Climate-Threatened Birds

The New Normal: Bald Eagles in the Big City

After cozying up in the spring, Bald Eagles settle into New York City for another winter.

Each morning, The New York Times offers a roundup of local news in their New York Today section—and yesterday, the big news in the city was that a Bald Eagle was spotted in Central Park.

“When one observant reader regaled us over the weekend with the story of a Bald Eagle spotting in Central Park, we must admit we were skeptical,” Noah Remnick, a metro reporter for The Times, wrote.

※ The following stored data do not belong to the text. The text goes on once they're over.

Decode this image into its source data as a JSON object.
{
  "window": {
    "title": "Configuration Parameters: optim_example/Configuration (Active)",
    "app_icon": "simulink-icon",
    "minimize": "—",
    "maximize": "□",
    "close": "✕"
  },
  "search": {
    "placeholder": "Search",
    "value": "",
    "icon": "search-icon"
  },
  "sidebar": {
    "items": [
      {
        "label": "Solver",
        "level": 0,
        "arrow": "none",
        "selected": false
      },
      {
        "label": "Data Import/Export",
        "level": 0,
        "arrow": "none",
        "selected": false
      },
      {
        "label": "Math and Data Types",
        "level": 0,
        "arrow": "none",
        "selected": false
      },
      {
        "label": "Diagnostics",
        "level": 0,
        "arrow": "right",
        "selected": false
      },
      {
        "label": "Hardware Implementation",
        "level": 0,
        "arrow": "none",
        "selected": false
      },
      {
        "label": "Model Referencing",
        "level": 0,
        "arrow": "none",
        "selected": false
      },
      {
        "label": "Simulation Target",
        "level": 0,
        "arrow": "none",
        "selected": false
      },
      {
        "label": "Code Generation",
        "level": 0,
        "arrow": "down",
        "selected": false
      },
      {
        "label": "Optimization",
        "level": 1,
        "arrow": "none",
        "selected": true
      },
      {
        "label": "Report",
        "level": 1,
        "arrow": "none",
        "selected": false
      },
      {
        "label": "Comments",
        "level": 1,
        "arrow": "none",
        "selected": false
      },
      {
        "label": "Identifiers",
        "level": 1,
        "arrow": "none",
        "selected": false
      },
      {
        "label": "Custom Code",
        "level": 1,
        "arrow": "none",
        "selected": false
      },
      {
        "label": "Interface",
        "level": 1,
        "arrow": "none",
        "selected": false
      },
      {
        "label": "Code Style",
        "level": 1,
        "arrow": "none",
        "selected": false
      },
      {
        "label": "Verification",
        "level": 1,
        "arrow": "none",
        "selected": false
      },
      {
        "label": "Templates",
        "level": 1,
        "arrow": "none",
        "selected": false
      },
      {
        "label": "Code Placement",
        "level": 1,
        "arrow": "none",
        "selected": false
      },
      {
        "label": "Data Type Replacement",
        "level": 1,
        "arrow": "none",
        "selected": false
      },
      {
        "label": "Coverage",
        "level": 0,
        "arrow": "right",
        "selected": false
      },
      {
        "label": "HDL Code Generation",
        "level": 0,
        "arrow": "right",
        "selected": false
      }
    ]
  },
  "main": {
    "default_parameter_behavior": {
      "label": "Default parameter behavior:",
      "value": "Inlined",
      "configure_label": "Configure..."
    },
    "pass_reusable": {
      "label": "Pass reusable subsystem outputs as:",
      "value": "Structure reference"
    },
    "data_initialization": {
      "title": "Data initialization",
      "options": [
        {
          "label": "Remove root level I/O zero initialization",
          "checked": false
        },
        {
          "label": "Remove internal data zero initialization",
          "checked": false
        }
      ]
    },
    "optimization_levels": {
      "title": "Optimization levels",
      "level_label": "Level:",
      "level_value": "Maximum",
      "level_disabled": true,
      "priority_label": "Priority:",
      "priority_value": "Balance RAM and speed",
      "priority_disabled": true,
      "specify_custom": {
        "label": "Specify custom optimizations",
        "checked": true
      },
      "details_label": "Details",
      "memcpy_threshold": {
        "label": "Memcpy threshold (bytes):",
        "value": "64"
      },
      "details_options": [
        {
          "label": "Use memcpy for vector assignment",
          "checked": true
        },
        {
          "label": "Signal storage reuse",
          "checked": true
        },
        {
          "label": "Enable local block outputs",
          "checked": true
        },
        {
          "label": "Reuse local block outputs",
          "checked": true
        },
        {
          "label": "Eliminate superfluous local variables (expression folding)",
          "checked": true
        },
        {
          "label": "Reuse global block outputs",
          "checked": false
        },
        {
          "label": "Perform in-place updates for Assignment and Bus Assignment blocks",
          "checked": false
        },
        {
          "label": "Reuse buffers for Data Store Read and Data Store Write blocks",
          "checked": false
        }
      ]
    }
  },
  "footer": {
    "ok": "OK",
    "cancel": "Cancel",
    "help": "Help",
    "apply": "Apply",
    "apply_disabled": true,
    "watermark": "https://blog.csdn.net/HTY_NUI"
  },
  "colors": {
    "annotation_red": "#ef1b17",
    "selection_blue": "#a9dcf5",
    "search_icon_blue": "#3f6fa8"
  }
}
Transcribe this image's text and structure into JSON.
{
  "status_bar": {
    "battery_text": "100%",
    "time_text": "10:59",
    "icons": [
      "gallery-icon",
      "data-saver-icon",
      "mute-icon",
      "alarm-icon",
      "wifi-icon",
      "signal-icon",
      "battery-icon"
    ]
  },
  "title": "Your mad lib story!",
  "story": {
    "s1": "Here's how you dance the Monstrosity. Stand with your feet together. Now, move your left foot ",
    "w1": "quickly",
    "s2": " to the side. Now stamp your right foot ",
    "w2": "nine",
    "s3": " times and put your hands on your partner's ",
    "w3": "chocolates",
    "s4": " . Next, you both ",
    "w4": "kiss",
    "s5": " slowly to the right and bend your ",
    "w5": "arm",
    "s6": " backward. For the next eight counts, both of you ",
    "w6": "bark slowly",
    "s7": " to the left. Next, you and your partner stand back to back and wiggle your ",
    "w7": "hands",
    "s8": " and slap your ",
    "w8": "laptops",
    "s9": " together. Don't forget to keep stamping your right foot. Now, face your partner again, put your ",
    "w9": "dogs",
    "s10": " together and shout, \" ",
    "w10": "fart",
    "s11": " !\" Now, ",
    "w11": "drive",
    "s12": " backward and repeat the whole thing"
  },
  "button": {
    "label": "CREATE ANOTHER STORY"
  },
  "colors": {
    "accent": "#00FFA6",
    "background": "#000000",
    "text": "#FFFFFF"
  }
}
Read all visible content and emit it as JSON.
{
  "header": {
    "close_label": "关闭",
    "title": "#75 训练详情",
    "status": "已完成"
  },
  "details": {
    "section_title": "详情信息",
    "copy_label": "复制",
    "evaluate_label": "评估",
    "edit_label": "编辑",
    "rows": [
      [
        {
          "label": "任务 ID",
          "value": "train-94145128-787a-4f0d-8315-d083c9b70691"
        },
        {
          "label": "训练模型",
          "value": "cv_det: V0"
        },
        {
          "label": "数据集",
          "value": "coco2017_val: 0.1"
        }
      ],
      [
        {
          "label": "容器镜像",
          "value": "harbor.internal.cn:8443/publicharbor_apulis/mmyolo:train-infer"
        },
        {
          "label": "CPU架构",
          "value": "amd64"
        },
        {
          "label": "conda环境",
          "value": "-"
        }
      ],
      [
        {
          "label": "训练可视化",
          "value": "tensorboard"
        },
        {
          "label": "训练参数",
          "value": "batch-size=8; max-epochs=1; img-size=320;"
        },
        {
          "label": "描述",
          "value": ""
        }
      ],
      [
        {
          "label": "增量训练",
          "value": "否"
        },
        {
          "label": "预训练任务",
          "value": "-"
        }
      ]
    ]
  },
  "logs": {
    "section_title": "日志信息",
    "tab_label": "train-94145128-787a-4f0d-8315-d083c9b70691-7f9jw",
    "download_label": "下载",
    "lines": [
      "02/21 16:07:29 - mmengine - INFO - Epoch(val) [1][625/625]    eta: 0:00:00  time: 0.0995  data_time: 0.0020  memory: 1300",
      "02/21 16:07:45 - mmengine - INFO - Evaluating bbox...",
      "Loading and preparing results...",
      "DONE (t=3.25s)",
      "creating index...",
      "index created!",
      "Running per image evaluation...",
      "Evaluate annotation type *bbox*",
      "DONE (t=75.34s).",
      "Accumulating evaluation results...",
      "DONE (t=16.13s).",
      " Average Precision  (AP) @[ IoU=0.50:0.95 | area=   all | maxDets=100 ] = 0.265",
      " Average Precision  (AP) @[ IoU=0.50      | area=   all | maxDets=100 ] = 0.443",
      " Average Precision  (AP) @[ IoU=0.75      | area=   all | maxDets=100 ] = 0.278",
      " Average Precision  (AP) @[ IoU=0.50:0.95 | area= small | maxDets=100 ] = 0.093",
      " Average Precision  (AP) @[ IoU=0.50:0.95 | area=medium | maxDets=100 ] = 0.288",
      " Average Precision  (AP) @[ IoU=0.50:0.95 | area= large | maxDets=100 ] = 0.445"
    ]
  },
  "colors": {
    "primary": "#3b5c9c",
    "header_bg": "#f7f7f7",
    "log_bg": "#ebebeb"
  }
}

But Bald Eagles in New York City aren’t actually that surprising. According to Urban Park Rangers Director Sarah Aucoin they’re almost routine this time of year. “It’s exciting,” Aucoin said, “but it’s not uncommon.” In fact, last spring Audubon reported that for the first time in years, the raptors were so cozy in the big city that a pair was actually nesting on the south shore of Staten Island—a big step for a bird that had just a single breeding pair in the entire state back in 1960.

After decades of habitat loss, hunting, and DDT use crippled the population, the Bald Eagle became one of the first animals on the endangered species list in the 1970s. So the New York State Department of Environmental Conservation stepped in: Over the course of four years, caretakers from the NYSDEC played featherless surrogates to help the birds rebound. While they didn’t have to don wingsuits or sit on eggs, the caretakers did have to stealthily feed 23 eaglets without corrupting the birds’ independence. The eaglets were housed in a two-story hacking tower—a contraption that allows caretakers to feed and observe the baby birds without being seen. Read all about that program and its success here

While New York City’s lone eagle nest didn’t prove fruitful this year, today there are more than 173 breeding pairs of Bald Eagles across the state, thanks to the breeding program. And in the winter months, these iconic birds become city regulars as they migrate south from Canada and Alaska. “Only in New York can you see the Statue of Liberty and a Bald Eagle in the same day,” Aucoin quipped to The Times. “It’s like America is just slapping you in the face. Enjoy it.”

As the cool weather sets in and the Hudson River ices over, look for them along the riverbanks or floating atop ice sheets fishing for an early morning breakfast. While they’re not likely to displace the city’s regal mascot bird—the pigeon—anytime soon, they may just be one of the best parts of NYC winter.